# cutting deck



## Bamataco (Apr 22, 2009)

I recently purchased a brand new GT 5000. As you all probably know it comes with a deck. I live in the desert and have no lawn at all. So I would like to either sell or trade the deck. But I don't have any idea how much I should try to see the deck for. It has never even been installed on the tractor. I would consider trading it if any one is interested for either a front bucket or a plow set up.
If any one is interested I live in New Mexico


----------



## Bamataco (Apr 22, 2009)

Oh I forgot to add that this is a 54 inch deck and has 3 cutting blades. If you have any questions please post then here.


----------



## chrpmaster (May 5, 2004)

I don't know what other model tractors this deck would fit on but if you call Sears they can probably tell you. In your area I don't know if it will be a big seller since I am guessing most other homes don't have much grass to mow either. Then you are probably looking at a big cost to ship it somewhere that a buyer will deduct from the purchase price. 

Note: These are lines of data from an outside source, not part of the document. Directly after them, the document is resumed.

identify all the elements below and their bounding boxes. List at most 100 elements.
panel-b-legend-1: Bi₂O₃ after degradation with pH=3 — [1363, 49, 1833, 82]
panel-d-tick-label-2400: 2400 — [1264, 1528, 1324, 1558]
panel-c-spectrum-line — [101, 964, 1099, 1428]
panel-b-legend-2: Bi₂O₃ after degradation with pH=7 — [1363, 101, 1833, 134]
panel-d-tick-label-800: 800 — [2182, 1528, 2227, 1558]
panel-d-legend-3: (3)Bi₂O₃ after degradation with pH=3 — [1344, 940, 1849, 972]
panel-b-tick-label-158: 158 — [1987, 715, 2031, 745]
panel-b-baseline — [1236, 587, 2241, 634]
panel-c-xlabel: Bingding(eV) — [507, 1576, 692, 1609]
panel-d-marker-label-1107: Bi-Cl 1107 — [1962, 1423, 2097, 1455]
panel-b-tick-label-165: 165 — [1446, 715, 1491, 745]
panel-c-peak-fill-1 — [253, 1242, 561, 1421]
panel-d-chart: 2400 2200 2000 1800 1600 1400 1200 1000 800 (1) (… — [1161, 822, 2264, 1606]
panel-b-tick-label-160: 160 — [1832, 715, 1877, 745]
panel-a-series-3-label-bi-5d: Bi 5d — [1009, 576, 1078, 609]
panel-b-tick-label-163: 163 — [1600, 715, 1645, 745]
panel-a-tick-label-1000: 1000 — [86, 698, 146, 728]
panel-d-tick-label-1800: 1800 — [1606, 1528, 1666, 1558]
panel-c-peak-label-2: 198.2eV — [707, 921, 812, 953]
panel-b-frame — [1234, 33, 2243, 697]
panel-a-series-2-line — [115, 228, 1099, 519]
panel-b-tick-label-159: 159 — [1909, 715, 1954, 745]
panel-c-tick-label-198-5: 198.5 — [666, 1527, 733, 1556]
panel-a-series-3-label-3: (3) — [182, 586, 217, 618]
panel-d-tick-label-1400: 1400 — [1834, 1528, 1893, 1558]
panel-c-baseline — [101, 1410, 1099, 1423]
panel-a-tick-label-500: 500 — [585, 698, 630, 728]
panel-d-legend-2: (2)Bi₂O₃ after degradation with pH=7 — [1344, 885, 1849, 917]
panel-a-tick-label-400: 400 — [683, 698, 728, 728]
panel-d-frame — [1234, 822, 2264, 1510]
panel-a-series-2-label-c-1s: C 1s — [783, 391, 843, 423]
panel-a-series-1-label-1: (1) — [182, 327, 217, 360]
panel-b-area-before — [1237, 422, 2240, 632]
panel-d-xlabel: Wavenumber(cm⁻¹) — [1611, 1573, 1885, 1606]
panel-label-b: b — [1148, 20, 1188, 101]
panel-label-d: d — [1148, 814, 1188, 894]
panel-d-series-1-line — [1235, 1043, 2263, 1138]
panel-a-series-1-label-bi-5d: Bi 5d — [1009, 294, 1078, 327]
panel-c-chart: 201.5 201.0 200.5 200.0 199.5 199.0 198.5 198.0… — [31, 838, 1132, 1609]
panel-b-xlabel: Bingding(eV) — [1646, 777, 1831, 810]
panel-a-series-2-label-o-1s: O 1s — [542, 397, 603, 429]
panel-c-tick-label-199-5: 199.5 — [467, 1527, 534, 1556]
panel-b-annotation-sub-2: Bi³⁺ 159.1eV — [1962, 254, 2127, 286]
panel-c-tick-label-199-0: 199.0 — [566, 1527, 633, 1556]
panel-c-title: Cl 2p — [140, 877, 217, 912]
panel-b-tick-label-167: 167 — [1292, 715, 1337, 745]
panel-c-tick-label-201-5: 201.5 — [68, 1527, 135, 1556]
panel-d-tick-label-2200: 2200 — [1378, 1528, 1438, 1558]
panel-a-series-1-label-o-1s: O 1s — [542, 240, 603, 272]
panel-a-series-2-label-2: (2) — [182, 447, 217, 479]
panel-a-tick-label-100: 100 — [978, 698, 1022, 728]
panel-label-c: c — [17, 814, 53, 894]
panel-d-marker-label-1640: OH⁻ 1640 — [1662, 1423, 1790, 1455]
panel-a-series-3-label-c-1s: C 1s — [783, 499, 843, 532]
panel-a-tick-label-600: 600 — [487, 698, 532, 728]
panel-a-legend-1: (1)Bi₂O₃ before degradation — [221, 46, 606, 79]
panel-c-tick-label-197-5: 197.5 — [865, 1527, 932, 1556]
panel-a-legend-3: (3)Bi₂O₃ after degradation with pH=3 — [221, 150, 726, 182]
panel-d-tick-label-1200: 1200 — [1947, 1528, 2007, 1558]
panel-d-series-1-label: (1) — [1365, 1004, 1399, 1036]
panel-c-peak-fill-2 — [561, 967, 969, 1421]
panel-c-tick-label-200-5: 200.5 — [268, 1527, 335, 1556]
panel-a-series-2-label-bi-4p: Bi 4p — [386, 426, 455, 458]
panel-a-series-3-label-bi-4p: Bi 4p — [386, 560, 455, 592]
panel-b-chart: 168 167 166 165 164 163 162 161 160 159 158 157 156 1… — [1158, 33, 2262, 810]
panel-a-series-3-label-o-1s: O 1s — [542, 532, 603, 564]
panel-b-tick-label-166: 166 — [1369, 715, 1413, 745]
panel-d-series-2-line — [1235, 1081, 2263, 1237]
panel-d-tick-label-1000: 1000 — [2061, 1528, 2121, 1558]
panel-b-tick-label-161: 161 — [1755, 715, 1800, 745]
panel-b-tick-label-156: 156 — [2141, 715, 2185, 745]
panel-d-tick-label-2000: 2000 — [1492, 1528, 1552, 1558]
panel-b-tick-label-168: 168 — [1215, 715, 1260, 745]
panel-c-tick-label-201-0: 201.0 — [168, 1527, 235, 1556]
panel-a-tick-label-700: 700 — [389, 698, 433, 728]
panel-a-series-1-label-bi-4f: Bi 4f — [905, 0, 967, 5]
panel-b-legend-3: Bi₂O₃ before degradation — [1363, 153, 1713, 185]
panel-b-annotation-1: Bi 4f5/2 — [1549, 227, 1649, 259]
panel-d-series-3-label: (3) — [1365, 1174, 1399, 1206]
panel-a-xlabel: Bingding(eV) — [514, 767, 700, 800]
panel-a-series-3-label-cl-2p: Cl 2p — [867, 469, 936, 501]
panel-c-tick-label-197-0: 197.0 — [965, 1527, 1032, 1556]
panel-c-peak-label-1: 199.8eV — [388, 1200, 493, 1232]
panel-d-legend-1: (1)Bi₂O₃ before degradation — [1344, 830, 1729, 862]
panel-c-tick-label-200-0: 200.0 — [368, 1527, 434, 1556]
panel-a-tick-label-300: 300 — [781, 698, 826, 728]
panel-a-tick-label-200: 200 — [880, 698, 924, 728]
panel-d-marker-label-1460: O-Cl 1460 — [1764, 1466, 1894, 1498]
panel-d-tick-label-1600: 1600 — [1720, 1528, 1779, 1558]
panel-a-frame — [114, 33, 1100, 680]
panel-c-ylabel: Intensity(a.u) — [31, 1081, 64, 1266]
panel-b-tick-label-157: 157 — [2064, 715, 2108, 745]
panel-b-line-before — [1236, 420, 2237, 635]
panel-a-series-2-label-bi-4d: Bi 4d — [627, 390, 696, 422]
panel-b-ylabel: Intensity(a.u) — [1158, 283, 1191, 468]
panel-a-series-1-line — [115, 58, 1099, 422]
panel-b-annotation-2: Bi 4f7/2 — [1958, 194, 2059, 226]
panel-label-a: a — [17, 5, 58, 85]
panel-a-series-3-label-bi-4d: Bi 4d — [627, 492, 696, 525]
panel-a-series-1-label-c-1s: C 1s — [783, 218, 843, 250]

If you want ideas check Craigslist or ebay. These should give you an idea of value.


----------



## Bamataco (Apr 22, 2009)

chrpmaster I do believe that you are right. But if I sell it for something that beats it never being used by me and taking up space in my garage. 
I have tried looking on e-bay but I can't find any that are comparable to mine. I will give Craigs list a try.


----------